Match any vs match all¶
Guide type: Explanation Difficulty: Beginner Applies to: Product display rules
Every product display rule has one or more match conditions. A condition checks a property of the product, such as the collection it belongs to, its product type, a tag, or the vendor name.
When SmartSize decides whether to show a size chart or fit quiz on a product page, it checks whether the product matches the rule's conditions. The Match any and Match all settings control how those conditions are combined.
How match conditions work¶
A match condition has three parts:
- Property — what to check, such as Collection, Product type, Tag, or Vendor
- Operator — how to compare, such as equals, contains, or starts with
- Value — the specific value to match against, such as "Dresses" or "Women"
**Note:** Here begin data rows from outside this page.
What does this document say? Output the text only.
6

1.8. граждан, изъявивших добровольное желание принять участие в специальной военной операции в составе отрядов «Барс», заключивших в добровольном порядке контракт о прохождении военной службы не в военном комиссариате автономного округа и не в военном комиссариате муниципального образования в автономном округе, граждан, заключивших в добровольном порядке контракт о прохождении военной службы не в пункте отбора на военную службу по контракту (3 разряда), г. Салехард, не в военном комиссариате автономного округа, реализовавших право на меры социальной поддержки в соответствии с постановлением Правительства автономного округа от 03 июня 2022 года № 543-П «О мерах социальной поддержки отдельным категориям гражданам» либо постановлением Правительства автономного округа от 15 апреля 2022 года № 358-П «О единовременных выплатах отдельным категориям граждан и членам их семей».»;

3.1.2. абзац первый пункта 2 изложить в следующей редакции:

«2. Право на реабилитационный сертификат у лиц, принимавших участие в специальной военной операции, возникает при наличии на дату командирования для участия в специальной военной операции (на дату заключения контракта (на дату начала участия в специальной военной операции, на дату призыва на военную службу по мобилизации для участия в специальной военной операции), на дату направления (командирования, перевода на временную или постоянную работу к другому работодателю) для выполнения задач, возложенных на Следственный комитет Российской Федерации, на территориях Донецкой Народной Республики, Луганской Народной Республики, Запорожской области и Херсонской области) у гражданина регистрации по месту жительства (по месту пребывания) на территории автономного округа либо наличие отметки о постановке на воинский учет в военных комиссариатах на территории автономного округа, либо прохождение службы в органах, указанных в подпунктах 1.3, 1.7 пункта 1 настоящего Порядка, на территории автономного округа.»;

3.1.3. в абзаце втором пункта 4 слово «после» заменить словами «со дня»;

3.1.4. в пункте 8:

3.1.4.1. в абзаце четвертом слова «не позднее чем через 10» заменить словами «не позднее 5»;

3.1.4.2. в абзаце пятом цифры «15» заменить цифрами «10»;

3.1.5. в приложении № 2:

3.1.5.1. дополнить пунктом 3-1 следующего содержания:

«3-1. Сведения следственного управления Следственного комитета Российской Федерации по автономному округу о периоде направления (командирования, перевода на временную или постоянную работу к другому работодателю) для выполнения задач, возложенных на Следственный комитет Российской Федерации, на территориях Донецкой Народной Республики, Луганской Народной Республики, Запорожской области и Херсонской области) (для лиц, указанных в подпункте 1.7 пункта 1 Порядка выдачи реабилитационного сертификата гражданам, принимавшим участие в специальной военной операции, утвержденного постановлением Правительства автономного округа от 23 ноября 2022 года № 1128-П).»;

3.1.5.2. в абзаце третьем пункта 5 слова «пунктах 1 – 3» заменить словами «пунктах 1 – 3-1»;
You can add multiple conditions to a single rule. The Match any or Match all setting tells SmartSize how to evaluate those conditions together.
Match any¶
When a rule is set to Match any, the product matches the rule if at least one condition is true. Think of it as an OR relationship.
Example¶
A rule with two conditions:
- Collection equals Dresses
- Product type equals Dress
With Match any, the rule matches:
- a product in the Dresses collection, even if its product type is something else
- a product with product type Dress, even if it is not in the Dresses collection
- a product that is both in the Dresses collection AND has product type Dress
Use Match any when you want to cast a wide net. It is useful when your products are organized in different ways and you want to catch them through any matching property.
Match all¶
When a rule is set to Match all, the product matches the rule only if every condition is true. Think of it as an AND relationship.
Example¶
A rule with two conditions:
- Collection equals Dresses
- Tag equals Premium
With Match all, the rule matches only products that are:
- in the Dresses collection AND
- tagged with Premium
A product in the Dresses collection without the Premium tag will not match. A product tagged Premium but not in the Dresses collection will also not match.
Use Match all when you want to target a specific subset of products. It is useful for creating narrow rules that apply only to products that meet multiple criteria.
When to use each¶
| Use Match any when… | Use Match all when… |
|---|---|
| Products could match through different properties | You need all conditions to be true |
| You want broad coverage with one rule | You want to target a specific product subset |
| Conditions describe alternative ways to identify the same group | Conditions describe layered filters |
Common mistake: mixing match logic¶
A common mistake is adding many conditions to a rule and leaving it on Match all by default. If you add five conditions with Match all, every product must satisfy all five. That often results in no products matching the rule, and the size chart or quiz never appears.
If your rule is not matching any products, check whether Match any would work better. In most stores, Match any with one or two conditions is enough to target the right products.
How rules are ordered¶
When a product matches more than one rule, the rule with the highest priority wins. Match any and match all do not affect priority; they only control whether the product enters the rule in the first place. For more details on rule ordering, see Set up product display rules.